Tesla’s head designer on the Model 3: ‘It’s based on the idea of minimalism, that less is more’
Tesla’s finances are in an ugly phase at the moment, but the company still builds fun-to-drive, attractive cars.
Automobile Magazine recently gave the Model 3 electric sedan its 2018 Design of the Year award, calling the car “simple and straightforward, perfectly proportioned with minimal extraneous detailing. It has all been done with unmistakably good taste.”
The Model S fastback sedan, introduced in 2012, is widely admired for looking both classic and futuristic at the same time. Even auto industry veteran Bob Lutz, a harsh critic of Tesla as a company, calls the Model S “a beautiful car.”
The Model X SUV, with its gull-wing doors, is more polarizing, but love it or hate it, it attracts attention.
The head designer for all of these vehicles, Franz von Holzhausen, was interviewed in Los Angeles on Thursday by Pixar executive Jay Ward, creative director for the animated “Cars” movie series. The interview was part of a Future of the Automobile conference co-hosted by the Los Angeles World Affairs Council and the Petersen Automotive Museum.
Von Holzhausen, 49, remembered his first days at Tesla in 2008, when he and his team began to design the Model S.
“We had no history, no legacy,” he said. That was a blessing and a curse. He had a clean sheet of paper, but he was also “bearing the brunt that the [Model S] design would be the foundation of the company going forward.”
The car needed to appeal to high-income buyers interested in the environmental advantages of an electric car, but not at the expense of good looks and top performance.

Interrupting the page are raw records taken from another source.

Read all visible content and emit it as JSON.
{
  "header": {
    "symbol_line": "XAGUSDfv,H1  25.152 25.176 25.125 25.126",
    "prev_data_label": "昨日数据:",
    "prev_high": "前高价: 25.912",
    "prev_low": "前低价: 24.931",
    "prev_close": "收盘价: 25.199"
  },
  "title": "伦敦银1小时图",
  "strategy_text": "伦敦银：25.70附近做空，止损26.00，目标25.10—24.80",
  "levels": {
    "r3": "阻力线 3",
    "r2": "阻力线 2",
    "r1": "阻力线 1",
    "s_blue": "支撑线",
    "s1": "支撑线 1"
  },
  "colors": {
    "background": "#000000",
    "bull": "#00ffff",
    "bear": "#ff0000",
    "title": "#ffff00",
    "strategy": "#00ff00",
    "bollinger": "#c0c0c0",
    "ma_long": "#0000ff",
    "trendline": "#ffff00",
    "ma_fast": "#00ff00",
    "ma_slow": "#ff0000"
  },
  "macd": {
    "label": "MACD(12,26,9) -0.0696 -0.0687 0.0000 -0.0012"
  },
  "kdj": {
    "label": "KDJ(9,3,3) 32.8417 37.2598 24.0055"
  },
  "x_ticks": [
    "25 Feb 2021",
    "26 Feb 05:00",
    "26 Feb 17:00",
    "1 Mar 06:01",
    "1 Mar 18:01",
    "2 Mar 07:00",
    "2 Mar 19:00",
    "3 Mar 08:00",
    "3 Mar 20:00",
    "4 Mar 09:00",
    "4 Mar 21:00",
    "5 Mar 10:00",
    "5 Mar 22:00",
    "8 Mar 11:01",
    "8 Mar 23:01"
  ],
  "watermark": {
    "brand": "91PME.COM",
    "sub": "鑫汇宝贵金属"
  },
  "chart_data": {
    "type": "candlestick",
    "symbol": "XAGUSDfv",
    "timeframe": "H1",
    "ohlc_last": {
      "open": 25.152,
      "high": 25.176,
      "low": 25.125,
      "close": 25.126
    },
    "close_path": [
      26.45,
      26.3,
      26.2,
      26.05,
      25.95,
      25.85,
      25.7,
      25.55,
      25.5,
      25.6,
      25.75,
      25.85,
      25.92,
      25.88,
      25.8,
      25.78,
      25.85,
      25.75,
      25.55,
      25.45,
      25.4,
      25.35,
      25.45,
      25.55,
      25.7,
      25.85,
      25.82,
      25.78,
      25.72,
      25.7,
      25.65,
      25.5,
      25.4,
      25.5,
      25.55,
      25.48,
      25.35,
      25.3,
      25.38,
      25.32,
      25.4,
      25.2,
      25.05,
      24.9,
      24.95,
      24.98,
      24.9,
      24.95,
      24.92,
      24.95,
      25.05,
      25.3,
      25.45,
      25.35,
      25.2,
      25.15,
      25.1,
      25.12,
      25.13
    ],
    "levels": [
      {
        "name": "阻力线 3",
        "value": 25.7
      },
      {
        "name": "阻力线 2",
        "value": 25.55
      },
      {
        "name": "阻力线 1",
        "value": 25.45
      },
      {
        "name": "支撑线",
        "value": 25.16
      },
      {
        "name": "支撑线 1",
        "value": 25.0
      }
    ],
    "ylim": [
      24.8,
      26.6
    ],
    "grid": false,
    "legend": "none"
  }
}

“As a new brand, we were basically competing with Audis and Mercedes and the BMWs of the world,” he said.
To compete in that market segment, and set itself apart without looking weird, the Model S had to be “beautiful and alluring, like a moth attracted to a flame,” he said. “You’re drawn to it although you don’t know anything about it.”
The Model S achieved commercial success despite a multitude of naysayers in the media and the traditional automotive industry, and proved to industry executives and government regulators that there was indeed consumer interest in electric cars.
Design is in von Holzhausen’s blood; his father was an industrial designer. Von Holzhausen started his career working at Volkswagen on its New Beetle project in the late 1990s. (“It was originally thought of as an electric vehicle,” he said Friday.) There he deepened his attachment to the “clean Germanic feeling” and Bauhaus design.
Next he went to General Motors, where, under Lutz, he led the design team for the Pontiac Solstice two-seat sports car and competitor to the Mazda Miata.
Mazda liked what it saw and hired von Holzhausen in 2005. But he couldn’t resist when Elon Musk came calling.
He didn’t talk much about the Model X at the Petersen. Even Musk admits the gull-wing doors were a mistake.
But he spoke at length about the Model 3, and its unusual interior design, which replaces the instrument cluster with a 15-inch touchscreen, leaving the dashboard bare.
“It’s based on the idea of minimalism, that less is more,” he said. “Extra buttons, extra switches are just excess.”
With Tesla’s over-the-air software, he said, the screen and many of the car’s functions can be updated automatically, which, he said, “allows the car to get better with time.”
And, he added, “it allows it to evolve into the autonomy movement, as regulations allow better and safer technology.”